There was a momentary pause after the baron had ceased. Holgrave hesitated to reply;—he had denied the charge, and he knew not what else to say. But when every eye except Calverley's, from Roland de Boteler's to that of the lowest freeman present, was fixed on the accused, expecting his answer, a slight movement was observed among the people, and Edith Holgrave, supported by Hartwell, pressed forward, and stood on the step by the side of her son. The gaze was now in an instant turned from the son to the mother, and Edith, after pausing a moment to collect her faculties, said, in a loud voice—
"My Lord de Boteler, and you noble sir, and fair dames—it may seem strange that an old woman like me should speak for a man of my son's years; but, in truth, he is better able to defend himself with his arm than his tongue."
"Woman!" interrupted De Boteler impatiently, "your son has answered for himself—retire."
"Nay, my lord," replied Edith, with a bright eye and a flushing cheek, and drawing herself up to a height that she had not exhibited for many years—"nay, my lord, my son is able to defend himself against the weapon of an open foe, but not against the doings of a covert enemy!"
"What mean you, woman?" quickly returned De Boteler; "do you accuse the keeper of my chase as having plotted against your son, or whom do you suspect?"

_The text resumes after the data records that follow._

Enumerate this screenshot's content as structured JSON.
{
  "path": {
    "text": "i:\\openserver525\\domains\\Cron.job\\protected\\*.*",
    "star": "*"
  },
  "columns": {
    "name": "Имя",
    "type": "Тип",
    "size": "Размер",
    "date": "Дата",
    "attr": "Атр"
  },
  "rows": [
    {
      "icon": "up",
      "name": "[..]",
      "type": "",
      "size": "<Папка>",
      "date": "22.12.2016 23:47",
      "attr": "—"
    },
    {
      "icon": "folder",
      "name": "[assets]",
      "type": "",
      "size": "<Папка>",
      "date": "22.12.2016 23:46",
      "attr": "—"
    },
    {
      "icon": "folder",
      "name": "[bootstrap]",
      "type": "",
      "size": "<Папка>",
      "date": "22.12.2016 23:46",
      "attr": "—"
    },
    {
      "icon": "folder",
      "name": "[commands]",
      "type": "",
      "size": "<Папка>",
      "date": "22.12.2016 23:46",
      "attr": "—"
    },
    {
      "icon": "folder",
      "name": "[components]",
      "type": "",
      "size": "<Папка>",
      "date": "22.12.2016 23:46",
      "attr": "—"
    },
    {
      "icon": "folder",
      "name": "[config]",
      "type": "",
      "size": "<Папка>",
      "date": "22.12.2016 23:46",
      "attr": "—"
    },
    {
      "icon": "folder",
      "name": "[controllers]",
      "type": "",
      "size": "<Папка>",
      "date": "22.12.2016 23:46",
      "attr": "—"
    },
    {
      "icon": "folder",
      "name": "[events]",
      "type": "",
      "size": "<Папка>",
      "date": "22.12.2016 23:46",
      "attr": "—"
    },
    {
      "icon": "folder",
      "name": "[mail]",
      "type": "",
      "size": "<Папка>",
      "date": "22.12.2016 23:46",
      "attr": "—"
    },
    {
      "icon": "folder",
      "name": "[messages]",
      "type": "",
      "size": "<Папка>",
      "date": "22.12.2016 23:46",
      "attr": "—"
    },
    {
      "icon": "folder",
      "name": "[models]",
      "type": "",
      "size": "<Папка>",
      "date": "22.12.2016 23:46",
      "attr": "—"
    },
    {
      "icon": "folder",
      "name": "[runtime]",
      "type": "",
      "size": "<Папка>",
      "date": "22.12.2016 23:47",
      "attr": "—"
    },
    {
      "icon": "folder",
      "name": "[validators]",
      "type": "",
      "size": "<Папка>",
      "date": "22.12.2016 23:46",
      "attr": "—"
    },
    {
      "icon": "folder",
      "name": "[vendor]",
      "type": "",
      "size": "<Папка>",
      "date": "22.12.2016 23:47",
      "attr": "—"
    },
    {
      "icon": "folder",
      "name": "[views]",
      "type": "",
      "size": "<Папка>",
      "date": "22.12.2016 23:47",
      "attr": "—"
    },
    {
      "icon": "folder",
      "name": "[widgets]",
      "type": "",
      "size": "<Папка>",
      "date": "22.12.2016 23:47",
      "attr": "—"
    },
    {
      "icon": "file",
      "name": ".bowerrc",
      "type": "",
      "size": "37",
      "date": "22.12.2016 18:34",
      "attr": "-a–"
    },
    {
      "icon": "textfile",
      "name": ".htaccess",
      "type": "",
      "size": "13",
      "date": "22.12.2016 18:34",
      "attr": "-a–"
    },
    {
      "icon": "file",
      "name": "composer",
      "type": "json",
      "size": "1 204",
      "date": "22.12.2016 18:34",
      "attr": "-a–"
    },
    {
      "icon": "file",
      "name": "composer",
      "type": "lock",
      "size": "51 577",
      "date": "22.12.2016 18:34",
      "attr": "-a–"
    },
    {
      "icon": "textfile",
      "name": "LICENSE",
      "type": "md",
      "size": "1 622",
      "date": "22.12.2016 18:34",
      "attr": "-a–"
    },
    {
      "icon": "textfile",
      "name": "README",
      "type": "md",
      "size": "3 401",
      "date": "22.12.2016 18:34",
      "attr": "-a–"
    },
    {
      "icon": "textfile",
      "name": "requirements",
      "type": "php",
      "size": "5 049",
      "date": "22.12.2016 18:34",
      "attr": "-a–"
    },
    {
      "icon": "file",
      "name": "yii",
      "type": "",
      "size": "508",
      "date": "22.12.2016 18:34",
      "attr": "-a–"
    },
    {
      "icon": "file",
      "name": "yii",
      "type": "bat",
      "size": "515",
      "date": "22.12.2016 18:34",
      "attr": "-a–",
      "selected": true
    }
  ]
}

"Baron de Boteler," replied Edith, with a look and a tone that seemed to gain fresh energy from the kind of menace with which the interrogatories were put, "I do not accuse your keeper. He had an honest father, and he has himself ever been a man of good repute. But I do say," she added in a wild and high tone, and elevating her right hand and rivetting her flashing eyes on Calverley—"I do say, the charge as regards my son is a base and traitorous plot."
"Hold your tongue, woman," interrupted De Boteler, who had listened to her with evident reluctance. "Why do you look so fiercely on my 'squire. Have you aught against him?"
"My lord baron," replied Edith, "I have nothing to say that can bring home guilt to the guilty, or do right to the wronged: but I will say, my lord, that what a man is to-day he will be to-morrow, unless he has some end to answer by changing. The esquire will scarcely give the word of courtesy to the most reputable vassal, and yet did he talk secretly and familiarly with John Byles—and here is one who will swear that he heard him repeat the name of my son, and then something about an arrow."
Old Hartwell now stept forward, and averred that he had seen Calverley and Byles talking together in the chase, and that he had overheard the name of Stephen Holgrave repeated in conjunction with an allusion to arrows. The circumstance, however, had been quite forgotten until the charge this morning brought it to his memory. This eaves-dropping testimony amounted to nothing, even before Calverley denied every particular of the fact, which he did with the utmost composure—
"What motive have I to plot against Holgrave?" asked Calverley.